# Ride Contraband review



## Triple8Sol (Nov 24, 2008)

Some buddies work at some shops, and they've demoed them and only had negative things to say. Your boot must happen to have the right sized/shaped toebox to fit the toestrap. If it's not absolutely perfect, there will be some play, and in general just not a very solid feeling. Maybe it'll be acceptable for park use, but not freeriding.

A friend bought a pair recently, and I talked him into returning them (wasn't hard). This is one technology where you're much better off waiting a couple years to see if it improves, or even lasts. I could be wrong, but I have a feeling it's a passing fad, unless they make some significant improvements.


----------



## Guest (Jan 9, 2009)

Glad you like them elambzchop! I look forward to checking them out in person.


----------



## Guest (Jan 21, 2009)

Finally got to ride on them this past Sunday! Strapping in is now a breeze, and takes no time at all. Its not a big thing though because I still wait for everyone else to strap in, so thts just an added bonus.

I was slightly worried about the toe strap as thats been the biggest complaint I've heard. Mine were adjusted perfect and the toe strap was tight on my boot and in the perfect spot. Never had any issues with the boot coming out of the strap or anything that I've read about.

Loved every minute of riding on them. Very responsive, and absolutely no pressure points. Very comfortable. Good padding too, as with my Burton C02s and Cartels, I could feel the landings off kickers or natural rollers. With these bindings, landings felt great, even on very hard packed landings.

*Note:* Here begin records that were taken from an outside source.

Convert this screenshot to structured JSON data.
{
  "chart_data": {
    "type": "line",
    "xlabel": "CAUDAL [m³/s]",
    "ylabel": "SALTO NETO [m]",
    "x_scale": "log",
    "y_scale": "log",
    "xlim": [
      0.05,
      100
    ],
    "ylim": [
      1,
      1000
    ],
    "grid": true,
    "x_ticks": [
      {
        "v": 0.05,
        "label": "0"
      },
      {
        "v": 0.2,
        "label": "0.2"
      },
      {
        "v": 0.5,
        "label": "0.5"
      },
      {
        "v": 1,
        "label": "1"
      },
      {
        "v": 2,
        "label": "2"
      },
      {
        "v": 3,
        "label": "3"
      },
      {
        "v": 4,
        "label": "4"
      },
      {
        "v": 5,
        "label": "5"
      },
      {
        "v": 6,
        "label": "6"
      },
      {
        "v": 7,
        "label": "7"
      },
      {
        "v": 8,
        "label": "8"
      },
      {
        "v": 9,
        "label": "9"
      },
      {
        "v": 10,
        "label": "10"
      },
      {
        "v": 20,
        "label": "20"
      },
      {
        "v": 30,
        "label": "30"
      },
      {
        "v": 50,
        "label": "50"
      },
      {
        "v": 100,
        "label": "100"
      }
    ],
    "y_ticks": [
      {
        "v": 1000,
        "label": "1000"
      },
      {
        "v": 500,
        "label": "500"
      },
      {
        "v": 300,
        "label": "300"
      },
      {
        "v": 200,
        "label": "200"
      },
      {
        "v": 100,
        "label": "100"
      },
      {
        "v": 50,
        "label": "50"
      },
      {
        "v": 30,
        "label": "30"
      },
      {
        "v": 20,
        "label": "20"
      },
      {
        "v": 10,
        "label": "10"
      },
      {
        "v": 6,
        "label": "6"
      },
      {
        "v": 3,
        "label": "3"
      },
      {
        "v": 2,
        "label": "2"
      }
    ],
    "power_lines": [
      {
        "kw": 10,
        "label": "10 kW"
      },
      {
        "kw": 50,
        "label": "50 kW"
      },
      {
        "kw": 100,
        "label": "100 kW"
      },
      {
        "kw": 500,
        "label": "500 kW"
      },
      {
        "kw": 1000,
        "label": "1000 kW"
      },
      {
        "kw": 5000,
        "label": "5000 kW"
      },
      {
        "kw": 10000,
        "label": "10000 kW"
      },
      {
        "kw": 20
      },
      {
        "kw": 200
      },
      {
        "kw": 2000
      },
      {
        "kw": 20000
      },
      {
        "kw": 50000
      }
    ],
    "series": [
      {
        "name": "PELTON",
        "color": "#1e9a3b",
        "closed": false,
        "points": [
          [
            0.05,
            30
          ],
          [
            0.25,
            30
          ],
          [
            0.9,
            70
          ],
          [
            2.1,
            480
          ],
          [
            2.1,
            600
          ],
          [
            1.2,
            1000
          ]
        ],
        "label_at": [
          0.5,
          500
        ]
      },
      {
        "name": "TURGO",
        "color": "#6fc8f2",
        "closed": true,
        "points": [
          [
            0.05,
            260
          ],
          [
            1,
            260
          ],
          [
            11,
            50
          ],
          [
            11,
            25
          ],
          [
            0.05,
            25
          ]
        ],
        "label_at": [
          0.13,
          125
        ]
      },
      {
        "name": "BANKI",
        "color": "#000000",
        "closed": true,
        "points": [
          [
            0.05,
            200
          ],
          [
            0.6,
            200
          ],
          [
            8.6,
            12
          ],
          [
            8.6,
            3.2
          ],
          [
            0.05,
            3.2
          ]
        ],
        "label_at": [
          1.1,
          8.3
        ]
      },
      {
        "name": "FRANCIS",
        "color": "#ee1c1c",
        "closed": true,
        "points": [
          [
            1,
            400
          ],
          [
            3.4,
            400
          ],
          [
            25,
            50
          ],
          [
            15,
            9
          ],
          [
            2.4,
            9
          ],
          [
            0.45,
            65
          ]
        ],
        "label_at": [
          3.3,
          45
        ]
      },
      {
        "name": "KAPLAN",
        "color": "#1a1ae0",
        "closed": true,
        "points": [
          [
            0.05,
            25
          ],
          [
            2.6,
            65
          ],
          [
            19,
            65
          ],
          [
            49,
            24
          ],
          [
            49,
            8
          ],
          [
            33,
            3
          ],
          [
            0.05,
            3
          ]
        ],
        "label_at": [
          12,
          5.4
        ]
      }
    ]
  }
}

This was just my first day riding on them, so these are obviously just first impressions. I'm gonna give them a few more weeks before I check back in and hopefully I still love em as much as I do right now.


----------



## v-verb (Feb 1, 2009)

I just set up my Contrabands tonight and it took about an hour of fiddling around before I got it right. I won't know how they ride until next weekend as my Bataleon Evil Twin should be here this week.


----------



## Guest (Feb 2, 2009)

yea, i got the contrabands over the winter break and i like them so far. they have not ripped or got messed up. i would get would some of you to check it out...


----------



## Triple8Sol (Nov 24, 2008)

Ride is coming out with a Contraband for women next year. I'll be interested to see what changes they make to the men's one, too.


----------